D'ailleurs, on lui avait appris tout petit. Dire merci, ne pas réclamer, ne pas faire de caprice, dire bonjour, dire au revoir, ne pas bousculer les gens dans la file d'attente devant la boulangerie, l'épicerie ou la pharmacie. 

A l'école, il ne se faisait jamais remarquer si ce n'était par ses bonnes notes et une conduite irréprochable. Il ne répondait qu'à la demande de la maitresse, une femme sévère mais juste. 

Dans la cour de récréation, il jouait sagement à chat ou aux billes avec ses camarades. Il n'embêtait pas les filles en tirant sur leur nattes comme le faisaient les autres petits garçons. Mais le soir en rentrant à la maison, il oubliait parfois de rapporter le seau de charbon dont on lui confiait la garde afin de le garnir en récupérant le long de la voie de chemin de fer, les quelques morceaux échappés  de la loco. En ce temps là se chauffer était une épreuve pour les gens de son quartier où tout se comptait, tout se payait au prix fort de la pauvreté. 

S'il s'attardait parfois à écouter le merle chanter dans la haie qui borde la petite ceinture, c'était pour profiter des derniers rayons du soleil avant de rentrer dans la deux pièce mal éclairé, mal chauffé, humide en hiver et trop sec en été. 

Chez lui pas de choses inutiles comme dans les beaux appartements de la porte Dorée où parfois le dimanche on se hasardait à se promener.  

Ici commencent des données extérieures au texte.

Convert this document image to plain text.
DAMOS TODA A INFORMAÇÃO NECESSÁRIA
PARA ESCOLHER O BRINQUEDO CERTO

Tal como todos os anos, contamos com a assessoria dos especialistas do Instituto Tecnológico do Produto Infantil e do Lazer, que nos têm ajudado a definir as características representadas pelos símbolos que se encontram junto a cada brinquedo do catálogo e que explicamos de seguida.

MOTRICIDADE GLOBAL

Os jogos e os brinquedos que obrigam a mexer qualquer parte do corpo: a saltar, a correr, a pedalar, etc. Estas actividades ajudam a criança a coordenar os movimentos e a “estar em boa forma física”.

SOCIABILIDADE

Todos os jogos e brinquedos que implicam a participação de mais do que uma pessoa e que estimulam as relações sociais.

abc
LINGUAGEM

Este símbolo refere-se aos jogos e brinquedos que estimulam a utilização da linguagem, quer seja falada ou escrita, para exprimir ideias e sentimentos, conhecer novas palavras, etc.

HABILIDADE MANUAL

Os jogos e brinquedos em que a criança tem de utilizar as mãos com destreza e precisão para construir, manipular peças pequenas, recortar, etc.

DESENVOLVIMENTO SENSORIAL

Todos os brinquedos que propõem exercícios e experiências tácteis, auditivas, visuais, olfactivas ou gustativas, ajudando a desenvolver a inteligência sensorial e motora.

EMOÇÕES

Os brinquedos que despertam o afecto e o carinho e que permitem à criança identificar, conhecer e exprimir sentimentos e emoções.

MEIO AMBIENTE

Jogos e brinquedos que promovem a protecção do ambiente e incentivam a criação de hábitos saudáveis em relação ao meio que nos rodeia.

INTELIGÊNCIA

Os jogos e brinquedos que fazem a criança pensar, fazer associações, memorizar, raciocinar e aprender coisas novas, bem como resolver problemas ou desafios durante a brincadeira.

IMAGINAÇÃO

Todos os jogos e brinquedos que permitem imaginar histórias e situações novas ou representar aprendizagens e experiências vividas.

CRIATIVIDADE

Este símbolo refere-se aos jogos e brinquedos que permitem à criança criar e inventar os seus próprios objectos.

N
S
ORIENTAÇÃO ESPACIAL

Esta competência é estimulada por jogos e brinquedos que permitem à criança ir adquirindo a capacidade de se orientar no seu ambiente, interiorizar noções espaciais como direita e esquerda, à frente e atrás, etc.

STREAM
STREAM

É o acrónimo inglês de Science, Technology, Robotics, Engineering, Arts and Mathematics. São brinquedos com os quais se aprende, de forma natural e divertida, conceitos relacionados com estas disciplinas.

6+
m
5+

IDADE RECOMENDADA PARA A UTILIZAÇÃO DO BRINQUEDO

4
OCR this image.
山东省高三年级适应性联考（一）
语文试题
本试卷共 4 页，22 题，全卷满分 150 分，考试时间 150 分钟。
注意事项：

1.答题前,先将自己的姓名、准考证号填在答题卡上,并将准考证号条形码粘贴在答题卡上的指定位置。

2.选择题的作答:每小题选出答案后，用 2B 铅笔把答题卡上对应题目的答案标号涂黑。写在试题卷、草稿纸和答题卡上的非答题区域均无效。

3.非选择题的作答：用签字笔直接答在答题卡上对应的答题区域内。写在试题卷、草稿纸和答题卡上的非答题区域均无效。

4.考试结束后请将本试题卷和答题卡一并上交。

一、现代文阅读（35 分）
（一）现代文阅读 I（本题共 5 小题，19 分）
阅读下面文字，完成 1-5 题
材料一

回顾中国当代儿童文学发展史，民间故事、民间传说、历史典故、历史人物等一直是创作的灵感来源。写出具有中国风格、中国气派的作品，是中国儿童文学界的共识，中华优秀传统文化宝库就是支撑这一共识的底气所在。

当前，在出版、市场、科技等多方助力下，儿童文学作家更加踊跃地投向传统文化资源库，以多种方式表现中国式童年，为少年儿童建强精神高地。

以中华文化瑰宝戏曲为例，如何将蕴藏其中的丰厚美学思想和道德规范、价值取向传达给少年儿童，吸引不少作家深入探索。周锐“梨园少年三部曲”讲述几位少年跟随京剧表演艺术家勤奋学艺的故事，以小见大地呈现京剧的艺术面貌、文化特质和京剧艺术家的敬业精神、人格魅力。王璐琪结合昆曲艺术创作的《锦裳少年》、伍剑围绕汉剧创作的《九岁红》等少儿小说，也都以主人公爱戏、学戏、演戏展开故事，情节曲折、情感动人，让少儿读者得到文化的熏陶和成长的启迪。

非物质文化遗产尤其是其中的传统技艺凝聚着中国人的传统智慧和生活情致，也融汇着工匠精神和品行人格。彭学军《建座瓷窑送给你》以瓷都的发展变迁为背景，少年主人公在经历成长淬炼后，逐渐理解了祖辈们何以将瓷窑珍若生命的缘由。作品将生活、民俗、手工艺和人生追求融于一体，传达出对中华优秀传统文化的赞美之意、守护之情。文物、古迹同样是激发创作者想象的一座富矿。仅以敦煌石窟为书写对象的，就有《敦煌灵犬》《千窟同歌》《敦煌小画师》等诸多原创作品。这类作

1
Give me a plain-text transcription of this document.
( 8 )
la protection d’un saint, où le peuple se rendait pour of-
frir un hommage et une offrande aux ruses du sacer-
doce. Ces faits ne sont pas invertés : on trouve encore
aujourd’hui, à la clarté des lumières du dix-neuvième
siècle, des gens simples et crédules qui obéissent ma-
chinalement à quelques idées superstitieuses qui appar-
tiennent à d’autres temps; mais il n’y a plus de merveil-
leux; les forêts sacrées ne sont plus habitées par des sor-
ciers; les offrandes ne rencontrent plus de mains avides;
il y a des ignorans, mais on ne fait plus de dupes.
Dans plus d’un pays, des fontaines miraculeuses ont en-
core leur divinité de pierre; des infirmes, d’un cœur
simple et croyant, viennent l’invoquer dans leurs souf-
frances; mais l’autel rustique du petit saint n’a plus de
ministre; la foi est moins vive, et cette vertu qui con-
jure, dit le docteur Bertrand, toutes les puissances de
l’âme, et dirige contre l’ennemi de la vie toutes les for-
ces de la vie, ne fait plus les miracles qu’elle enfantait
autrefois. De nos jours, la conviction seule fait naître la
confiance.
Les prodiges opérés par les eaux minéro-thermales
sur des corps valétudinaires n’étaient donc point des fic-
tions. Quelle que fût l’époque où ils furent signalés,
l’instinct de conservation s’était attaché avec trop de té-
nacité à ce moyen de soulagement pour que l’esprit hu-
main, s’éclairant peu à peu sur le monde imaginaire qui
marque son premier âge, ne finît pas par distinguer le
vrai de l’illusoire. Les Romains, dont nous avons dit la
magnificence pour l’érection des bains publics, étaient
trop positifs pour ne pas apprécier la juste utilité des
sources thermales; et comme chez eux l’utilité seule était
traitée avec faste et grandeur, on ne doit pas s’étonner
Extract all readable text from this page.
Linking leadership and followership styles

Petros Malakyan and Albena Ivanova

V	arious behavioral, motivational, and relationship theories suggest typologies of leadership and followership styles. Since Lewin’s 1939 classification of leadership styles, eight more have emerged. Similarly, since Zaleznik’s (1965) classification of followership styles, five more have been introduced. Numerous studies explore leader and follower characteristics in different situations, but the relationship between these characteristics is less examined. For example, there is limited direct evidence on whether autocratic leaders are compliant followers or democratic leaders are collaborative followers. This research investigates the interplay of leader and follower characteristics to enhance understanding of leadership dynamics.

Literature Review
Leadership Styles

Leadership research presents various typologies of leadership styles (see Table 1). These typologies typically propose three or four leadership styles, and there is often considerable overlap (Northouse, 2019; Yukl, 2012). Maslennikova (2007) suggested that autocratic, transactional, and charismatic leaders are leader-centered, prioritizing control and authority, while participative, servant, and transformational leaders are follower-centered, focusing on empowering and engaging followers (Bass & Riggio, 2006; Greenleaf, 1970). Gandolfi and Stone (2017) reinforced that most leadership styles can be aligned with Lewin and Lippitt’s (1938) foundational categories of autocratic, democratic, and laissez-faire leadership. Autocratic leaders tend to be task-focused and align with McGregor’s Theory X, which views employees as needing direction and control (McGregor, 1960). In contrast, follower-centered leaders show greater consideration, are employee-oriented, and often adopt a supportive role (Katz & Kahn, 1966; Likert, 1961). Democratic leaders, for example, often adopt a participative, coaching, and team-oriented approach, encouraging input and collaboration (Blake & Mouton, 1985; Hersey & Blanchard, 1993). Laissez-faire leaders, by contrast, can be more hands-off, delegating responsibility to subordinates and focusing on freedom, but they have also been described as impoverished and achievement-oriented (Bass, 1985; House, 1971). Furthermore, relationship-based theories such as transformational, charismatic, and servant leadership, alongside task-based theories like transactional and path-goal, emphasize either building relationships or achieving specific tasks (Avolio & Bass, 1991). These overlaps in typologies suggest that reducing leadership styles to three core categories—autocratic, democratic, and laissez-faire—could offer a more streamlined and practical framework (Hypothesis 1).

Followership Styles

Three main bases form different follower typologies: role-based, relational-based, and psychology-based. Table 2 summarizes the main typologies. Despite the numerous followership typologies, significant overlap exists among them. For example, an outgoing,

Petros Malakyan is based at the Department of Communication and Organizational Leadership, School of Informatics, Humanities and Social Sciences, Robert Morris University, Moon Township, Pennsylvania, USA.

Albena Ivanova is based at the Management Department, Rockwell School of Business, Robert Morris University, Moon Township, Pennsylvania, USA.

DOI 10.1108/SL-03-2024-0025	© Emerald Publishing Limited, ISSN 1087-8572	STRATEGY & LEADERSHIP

Il pensait à tout ça en revenant des commissions avant d'aller chez la mère Lavaurs qui devait lui donner quelques chose...

Oh, il se doutait bien de ce que contiendrait le petit panier d'osier qu'elle allait lui confier en lui recommandant bien de la rapporter. 

Sans doute un reste de ragout qu'elle n'aurait pas voulu jeter. Ou bien une bouteille à demi entamée. Pour le père, lui dirait elle. 

Jamais elle n'oubliait de rajouter sur le dessus du panier un petit quelque chose pour lui, rien que pour lui. Parfois c'était une part de tarte aux prunes qu'elle faisait si bonne, ou bien une boite de crayons de couleur avec quelques feuilles blanche où il aimait dessiner. 

Il dessinait bien, Jojo. Il reproduisait souvent quelques scènes de rue illustrant son quartier. Des enfants qui jouaient ou qui se balançaient aux branches d'un cerisiers. Les chats errants aussi l'inspiraient. Il aimait la nature et les choses  simples qu'il voyant autour de lui. 

Plus tard, il serait peintre ou photographe et afficherait dans une grande vitrine, des portraits, comme il en avait vu dans la rue en bas de chez Ronis.

Mais avant, il devait continuer de bien travailler en classe et d'être sage à la maison. 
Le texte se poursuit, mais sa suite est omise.